Niebolot okazał się daleko szybszy, niż sądziła Danae, i zaledwie dwie minuty później osiadł
przed nimi na ziemi… a ona stwierdziła, że rysunki i opisy tej maszyny, z jakimi się zapoznała,
rzeczywiście oddawały istotę rzeczy.
Niebolot do złudzenia przypominał latający dywan.
Liczący około dwóch metrów na trzy, pozornie utkany z grubej wełny i ozdobiony zawiłymi
wzorami oraz arabeskami, pyszniący się delikatnymi frędzlami na krawędziach, mógł pochodzić
prosto z jakiegoś starego, ziemskiego mitu. I tak samo jak tamte latające dywany nie miał
niczego, co choć w przybliżeniu przypominałoby jakieś zabezpieczenia. Ani, jeśli już o to chodzi,
jakiekolwiek mechanizmy sterujące.
Ravagin zdążył już zasiąść ze skrzyżowanymi nogami mniej więcej pośrodku niebolotu.
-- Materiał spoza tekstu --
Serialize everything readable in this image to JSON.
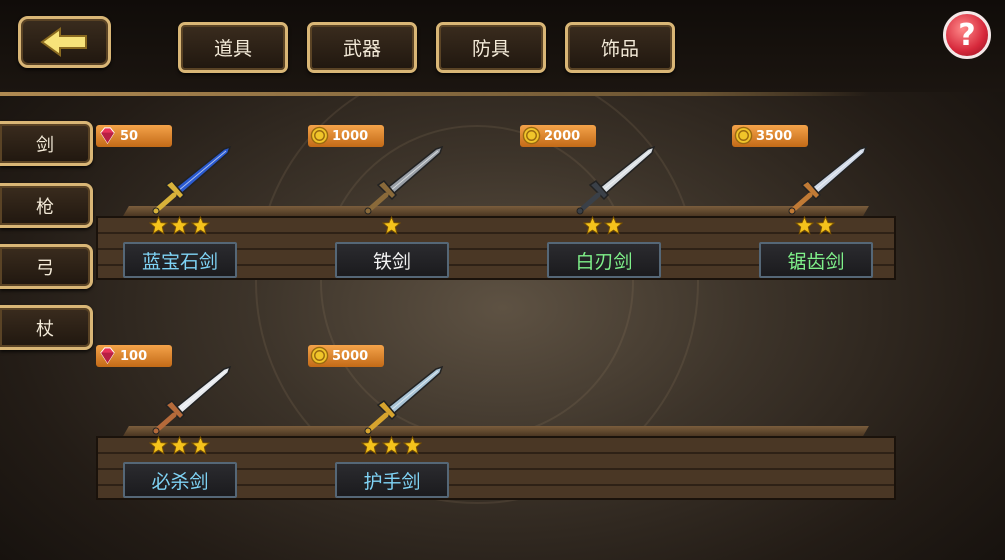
{
  "nav": {
    "back_icon": "left-arrow-icon",
    "tabs": [
      "道具",
      "武器",
      "防具",
      "饰品"
    ],
    "help_icon": "question-mark-icon",
    "help_label": "?"
  },
  "categories": [
    "剑",
    "枪",
    "弓",
    "杖"
  ],
  "colors": {
    "button_border": "#d9b676",
    "price_tag": "#e58a2c",
    "name_blue": "#7fd3f5",
    "name_white": "#f2f2f2",
    "name_green": "#7ff08a",
    "star": "#f5c31c",
    "help_red": "#d6283b"
  },
  "items": [
    {
      "name": "蓝宝石剑",
      "currency": "gem-icon",
      "price": "50",
      "stars": 3,
      "name_color": "#7fd3f5",
      "blade": "#2a5ad0",
      "hilt": "#d8b23a"
    },
    {
      "name": "铁剑",
      "currency": "coin-icon",
      "price": "1000",
      "stars": 1,
      "name_color": "#f2f2f2",
      "blade": "#9aa0a8",
      "hilt": "#8a6a3a"
    },
    {
      "name": "白刃剑",
      "currency": "coin-icon",
      "price": "2000",
      "stars": 2,
      "name_color": "#7ff08a",
      "blade": "#d8dde2",
      "hilt": "#3a4048"
    },
    {
      "name": "锯齿剑",
      "currency": "coin-icon",
      "price": "3500",
      "stars": 2,
      "name_color": "#7ff08a",
      "blade": "#cfd8e6",
      "hilt": "#c07a35"
    },
    {
      "name": "必杀剑",
      "currency": "gem-icon",
      "price": "100",
      "stars": 3,
      "name_color": "#7fd3f5",
      "blade": "#e6e9ee",
      "hilt": "#b56a3a"
    },
    {
      "name": "护手剑",
      "currency": "coin-icon",
      "price": "5000",
      "stars": 3,
      "name_color": "#7fd3f5",
      "blade": "#a9c4d6",
      "hilt": "#d7a42e"
    }
  ]
}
– Możemy ruszać zaraz, gdy będziesz gotowa – powiedział, spoglądając na nią spod
uniesionej brwi.
Przełknąwszy ślinę, Danae weszła ostrożnie na dywan i usiadła za Ravaginem. Dywan ugiął
się pod jej ciężarem zupełnie tak, jak uczyniłby to każdy zwykły materiał, i Danae musiała sobie
przypomnieć, że goście odwiedzający Shamsheer używali bezpiecznie tych rzeczy już od
stulecia. Nie mówiąc już, oczywiście, o samych mieszkańcach tego świata, którzy korzystali
z nich o wiele dłużej.
– Niebolot: do miasta Kelaine – rzekł Ravagin… i bez najmniejszego przechyłu dywan
zesztywniał wokół Danae i wzleciał płynnie ku niebu.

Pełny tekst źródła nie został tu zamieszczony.